Time to tackle Islamophobia once and for all

Posted by Caabu on 23 Jun 2017

By Sophie Marjoribanks

23 June 2017

In the wake of the Finsbury Park mosque attack on 19 June , newspapers have reported the dramatic rise in anti-Muslim hate crime following the recent London and Manchester attacks by ISIS-inspired individuals. Figures such as the fivefold increase in Manchester are certainly shocking, but they tempt us to believe that levels of anti-Muslim bigotry were insignificant prior to March 2017. The revelation that around one third of cases which have been referred to Channel (the early-intervention process for those referred from Prevent) concern individuals with extreme right-wing views should not come as such a surprise as perhaps it does.
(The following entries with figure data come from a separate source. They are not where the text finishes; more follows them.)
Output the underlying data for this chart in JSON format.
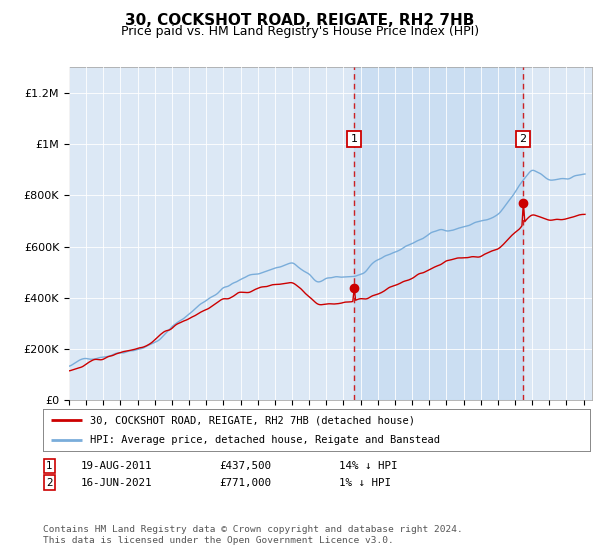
{
  "title": "30, COCKSHOT ROAD, REIGATE, RH2 7HB",
  "subtitle": "Price paid vs. HM Land Registry's House Price Index (HPI)",
  "legend_line1": "30, COCKSHOT ROAD, REIGATE, RH2 7HB (detached house)",
  "legend_line2": "HPI: Average price, detached house, Reigate and Banstead",
  "footnote": "Contains HM Land Registry data © Crown copyright and database right 2024.\nThis data is licensed under the Open Government Licence v3.0.",
  "transaction1_date": "19-AUG-2011",
  "transaction1_price": "£437,500",
  "transaction1_hpi": "14% ↓ HPI",
  "transaction2_date": "16-JUN-2021",
  "transaction2_price": "£771,000",
  "transaction2_hpi": "1% ↓ HPI",
  "vline1_x": 2011.62,
  "vline2_x": 2021.46,
  "point1_y": 437500,
  "point2_y": 771000,
  "ylim": [
    0,
    1300000
  ],
  "xlim_left": 1995.0,
  "xlim_right": 2025.5,
  "plot_bg": "#dce8f5",
  "shade_color": "#c0d8f0",
  "red_color": "#cc0000",
  "blue_color": "#7aadda",
  "title_fontsize": 11,
  "subtitle_fontsize": 9
}
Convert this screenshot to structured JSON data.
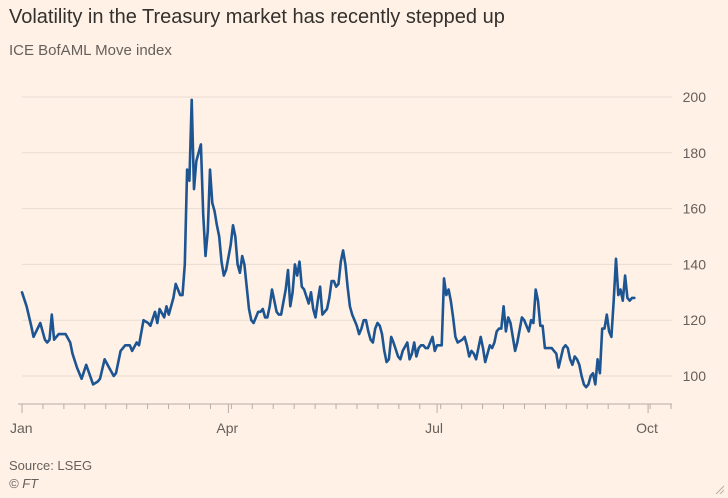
{
  "header": {
    "title": "Volatility in the Treasury market has recently stepped up",
    "subtitle": "ICE BofAML Move index"
  },
  "footer": {
    "source": "Source: LSEG",
    "credit": "© FT"
  },
  "colors": {
    "background": "#FFF1E5",
    "line": "#1D5593",
    "grid": "#E8DCD2",
    "axis": "#B7ADA5",
    "text": "#66605C"
  },
  "chart_data": {
    "type": "line",
    "title": "Volatility in the Treasury market has recently stepped up",
    "subtitle": "ICE BofAML Move index",
    "ylim": [
      90,
      200
    ],
    "yticks": [
      100,
      120,
      140,
      160,
      180,
      200
    ],
    "y_axis_side": "right",
    "grid": true,
    "xlim": [
      0,
      283
    ],
    "xticks": [
      {
        "x": 0,
        "label": "Jan"
      },
      {
        "x": 90,
        "label": "Apr"
      },
      {
        "x": 181,
        "label": "Jul"
      },
      {
        "x": 273,
        "label": "Oct"
      }
    ],
    "series": [
      {
        "values": [
          [
            0,
            130
          ],
          [
            2,
            125
          ],
          [
            4,
            118
          ],
          [
            5,
            114
          ],
          [
            8,
            119
          ],
          [
            10,
            113
          ],
          [
            11,
            112
          ],
          [
            12,
            113
          ],
          [
            13,
            122
          ],
          [
            14,
            113
          ],
          [
            16,
            115
          ],
          [
            19,
            115
          ],
          [
            21,
            112
          ],
          [
            22,
            108
          ],
          [
            24,
            103
          ],
          [
            26,
            99
          ],
          [
            28,
            104
          ],
          [
            31,
            97
          ],
          [
            33,
            98
          ],
          [
            34,
            99
          ],
          [
            36,
            106
          ],
          [
            38,
            103
          ],
          [
            40,
            100
          ],
          [
            41,
            101
          ],
          [
            43,
            109
          ],
          [
            45,
            111
          ],
          [
            47,
            111
          ],
          [
            48,
            109
          ],
          [
            50,
            112
          ],
          [
            51,
            111
          ],
          [
            53,
            120
          ],
          [
            55,
            119
          ],
          [
            56,
            118
          ],
          [
            58,
            123
          ],
          [
            59,
            119
          ],
          [
            60,
            124
          ],
          [
            62,
            121
          ],
          [
            63,
            125
          ],
          [
            64,
            122
          ],
          [
            66,
            128
          ],
          [
            67,
            133
          ],
          [
            69,
            129
          ],
          [
            70,
            129
          ],
          [
            71,
            140
          ],
          [
            72,
            174
          ],
          [
            73,
            170
          ],
          [
            74,
            199
          ],
          [
            75,
            167
          ],
          [
            76,
            177
          ],
          [
            77,
            180
          ],
          [
            78,
            183
          ],
          [
            79,
            158
          ],
          [
            80,
            143
          ],
          [
            81,
            152
          ],
          [
            82,
            174
          ],
          [
            83,
            162
          ],
          [
            84,
            159
          ],
          [
            85,
            154
          ],
          [
            86,
            150
          ],
          [
            87,
            141
          ],
          [
            88,
            136
          ],
          [
            89,
            138
          ],
          [
            91,
            147
          ],
          [
            92,
            154
          ],
          [
            93,
            150
          ],
          [
            94,
            140
          ],
          [
            95,
            137
          ],
          [
            96,
            143
          ],
          [
            97,
            140
          ],
          [
            98,
            132
          ],
          [
            99,
            124
          ],
          [
            100,
            120
          ],
          [
            101,
            119
          ],
          [
            103,
            123
          ],
          [
            104,
            123
          ],
          [
            105,
            124
          ],
          [
            106,
            121
          ],
          [
            107,
            121
          ],
          [
            108,
            125
          ],
          [
            109,
            131
          ],
          [
            111,
            123
          ],
          [
            112,
            122
          ],
          [
            113,
            122
          ],
          [
            115,
            131
          ],
          [
            116,
            138
          ],
          [
            117,
            125
          ],
          [
            118,
            130
          ],
          [
            119,
            140
          ],
          [
            120,
            136
          ],
          [
            121,
            141
          ],
          [
            122,
            132
          ],
          [
            123,
            131
          ],
          [
            125,
            126
          ],
          [
            126,
            130
          ],
          [
            127,
            124
          ],
          [
            128,
            121
          ],
          [
            129,
            127
          ],
          [
            130,
            132
          ],
          [
            131,
            122
          ],
          [
            133,
            124
          ],
          [
            134,
            128
          ],
          [
            135,
            134
          ],
          [
            136,
            134
          ],
          [
            137,
            132
          ],
          [
            138,
            133
          ],
          [
            139,
            141
          ],
          [
            140,
            145
          ],
          [
            141,
            140
          ],
          [
            142,
            132
          ],
          [
            143,
            125
          ],
          [
            144,
            122
          ],
          [
            146,
            118
          ],
          [
            147,
            115
          ],
          [
            148,
            117
          ],
          [
            149,
            120
          ],
          [
            150,
            120
          ],
          [
            151,
            116
          ],
          [
            152,
            113
          ],
          [
            153,
            112
          ],
          [
            154,
            117
          ],
          [
            155,
            119
          ],
          [
            156,
            118
          ],
          [
            157,
            115
          ],
          [
            158,
            109
          ],
          [
            159,
            105
          ],
          [
            160,
            106
          ],
          [
            161,
            114
          ],
          [
            162,
            112
          ],
          [
            164,
            107
          ],
          [
            165,
            106
          ],
          [
            166,
            109
          ],
          [
            168,
            112
          ],
          [
            169,
            106
          ],
          [
            170,
            108
          ],
          [
            171,
            112
          ],
          [
            172,
            107
          ],
          [
            173,
            110
          ],
          [
            174,
            111
          ],
          [
            175,
            111
          ],
          [
            176,
            110
          ],
          [
            177,
            110
          ],
          [
            178,
            112
          ],
          [
            179,
            114
          ],
          [
            180,
            109
          ],
          [
            181,
            111
          ],
          [
            182,
            111
          ],
          [
            183,
            111
          ],
          [
            184,
            135
          ],
          [
            185,
            129
          ],
          [
            186,
            131
          ],
          [
            187,
            127
          ],
          [
            188,
            121
          ],
          [
            189,
            114
          ],
          [
            190,
            112
          ],
          [
            192,
            113
          ],
          [
            193,
            114
          ],
          [
            194,
            111
          ],
          [
            195,
            107
          ],
          [
            196,
            109
          ],
          [
            197,
            108
          ],
          [
            198,
            106
          ],
          [
            200,
            114
          ],
          [
            201,
            110
          ],
          [
            202,
            105
          ],
          [
            204,
            111
          ],
          [
            205,
            110
          ],
          [
            206,
            112
          ],
          [
            207,
            116
          ],
          [
            208,
            117
          ],
          [
            209,
            117
          ],
          [
            210,
            125
          ],
          [
            211,
            116
          ],
          [
            212,
            121
          ],
          [
            213,
            119
          ],
          [
            214,
            114
          ],
          [
            215,
            109
          ],
          [
            216,
            112
          ],
          [
            218,
            121
          ],
          [
            219,
            120
          ],
          [
            221,
            116
          ],
          [
            222,
            120
          ],
          [
            223,
            119
          ],
          [
            224,
            131
          ],
          [
            225,
            127
          ],
          [
            226,
            118
          ],
          [
            227,
            118
          ],
          [
            228,
            110
          ],
          [
            230,
            110
          ],
          [
            231,
            110
          ],
          [
            232,
            109
          ],
          [
            233,
            108
          ],
          [
            234,
            103
          ],
          [
            236,
            110
          ],
          [
            237,
            111
          ],
          [
            238,
            110
          ],
          [
            239,
            106
          ],
          [
            240,
            104
          ],
          [
            241,
            107
          ],
          [
            242,
            106
          ],
          [
            243,
            104
          ],
          [
            244,
            100
          ],
          [
            245,
            97
          ],
          [
            246,
            96
          ],
          [
            247,
            97
          ],
          [
            248,
            100
          ],
          [
            249,
            101
          ],
          [
            250,
            97
          ],
          [
            251,
            106
          ],
          [
            252,
            101
          ],
          [
            253,
            117
          ],
          [
            254,
            117
          ],
          [
            255,
            122
          ],
          [
            256,
            116
          ],
          [
            257,
            114
          ],
          [
            258,
            127
          ],
          [
            259,
            142
          ],
          [
            260,
            129
          ],
          [
            261,
            131
          ],
          [
            262,
            127
          ],
          [
            263,
            136
          ],
          [
            264,
            128
          ],
          [
            265,
            127
          ],
          [
            266,
            128
          ],
          [
            267,
            128
          ]
        ]
      }
    ]
  }
}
The existence of far-right views among the British population is to a certain extent acknowledged; there are well known cases of far-right groups such as Britain First and the EDL, as well as the lesser known National Action, which was proscribed a terrorist group last year. These groups are worrying; however, perhaps more alarming are those who not only hold extreme right-wing views, but are also legitimised and humoured by mainstream media. The level of support for the UKIP-fuelled Leave campaign and confirmation this week that anti-immigrant prejudice played a key role in the result of the referendum, should remind us to take right-wing extremism seriously. A majority of the British public may see Nigel Farage as a comical figure, but his views have clearly become increasingly normalised and legitimised. As a member of Oxford University’s migration research centre says, “the unspeakable became not only speakable, but commonplace.”

A strong argument exists for hearing out those with extreme views and letting them speak, as banning or silencing them serves simply to strengthen their “outsider” image; some argue that labelling National Action a terrorist group only succeeds in increasing their notoriety. However, there is a danger. The likes of Farage and Katie Hopkins have become mainstream political and journalistic figures respectively, similarly to how Anjem Choudary has become an acceptable Muslim voice. Reassuringly, there has been considerable negative reaction to Tommy Robinson’s appearance on Good Morning Britain, with Ofcom receiving 72 complaints, many of which objected to Robinson’s views being given such a platform. It is not that Robinson should be banned; he should not. Rather, if Robinson - or Choudary (humorously compared here) - is given a platform, it should be done so responsibly, in recognition that it is an extremist who is speaking. Appearances by Nigel Farage and Katie Hopkins should also be questioned; there is no obligation to host them and their frequent appearances on mainstream channels risk drowning out moderate, rational voices who would debate responsibly. Ridicule may undermine their stances, but it also trivialises them.

A tendency to deny the widespread network of the far-right ideology and reduce instances of far-right terrorism to problems at the individual level, rather than a wider societal issue, has gained ground. Although Thomas Mair (murderer of Jo Cox MP) and Darren Osborne are both believed to have acted alone - labelled ‘lone-wolf’ terrorists - the existence of a far-right network must not be ignored. After all, when Khalid Masood killed a policeman outside Westminster, the lack of ISIS directive was hardly the focus of media reports; ISIS was quick to claim responsibility and discussions about its network were frequent.

By reducing Mair and Osborne’s actions to those of individuals, distinct from a wider ideological network, insufficient attention is given to the issue of anti-Muslim bigotry. While the Finsbury Park mosque attack rightfully filled the headlines this week and the aggression at Regent’s Park mosque on 21 June did get some media attention, as well as the bag of vomit thrown at two Muslim women last week, the prevalence of such bigotry may not be fully understood.

TellMAMA reports that spikes in anti-Muslim hate crime are seen in the aftermath of Islamist attacks, but it exists well beyond these headline events. In London alone, there were 1,260 instances of anti-Muslim hate crime between April 2016 and March 2017; this without the alarming increase in recent months. Furthermore, these figures are those of Police Recorded Crime, which in 2015 reported a total of 62,518 instances of hate crime, compared to the 222,000 reported by the independent Crime Survey for England and Wales. Under-reporting stemming from lack of trust in authorities is something to be considered when looking at the figures; it is for this reason that the government encourages individuals to report hate crime to TellMAMA or to a recently established website True Vision, rather than directly to authorities.

Anti-Muslim bigotry is both under-reported by those who suffer it and under-recognised by the rest of the population. With extreme views legitimised and normalised in our media and politics, the far right has grown without us even realising it; and with it, anti-Muslim bigotry. The sudden rise in cases of anti-Muslim hate crime is certainly reason to worry, but Islamophobia is something we should have been worrying about for years.

About the Author: 

Sophie Marjoribanks has just completed a BA in Politics from University College London and has previously worked in Morocco and Jordan.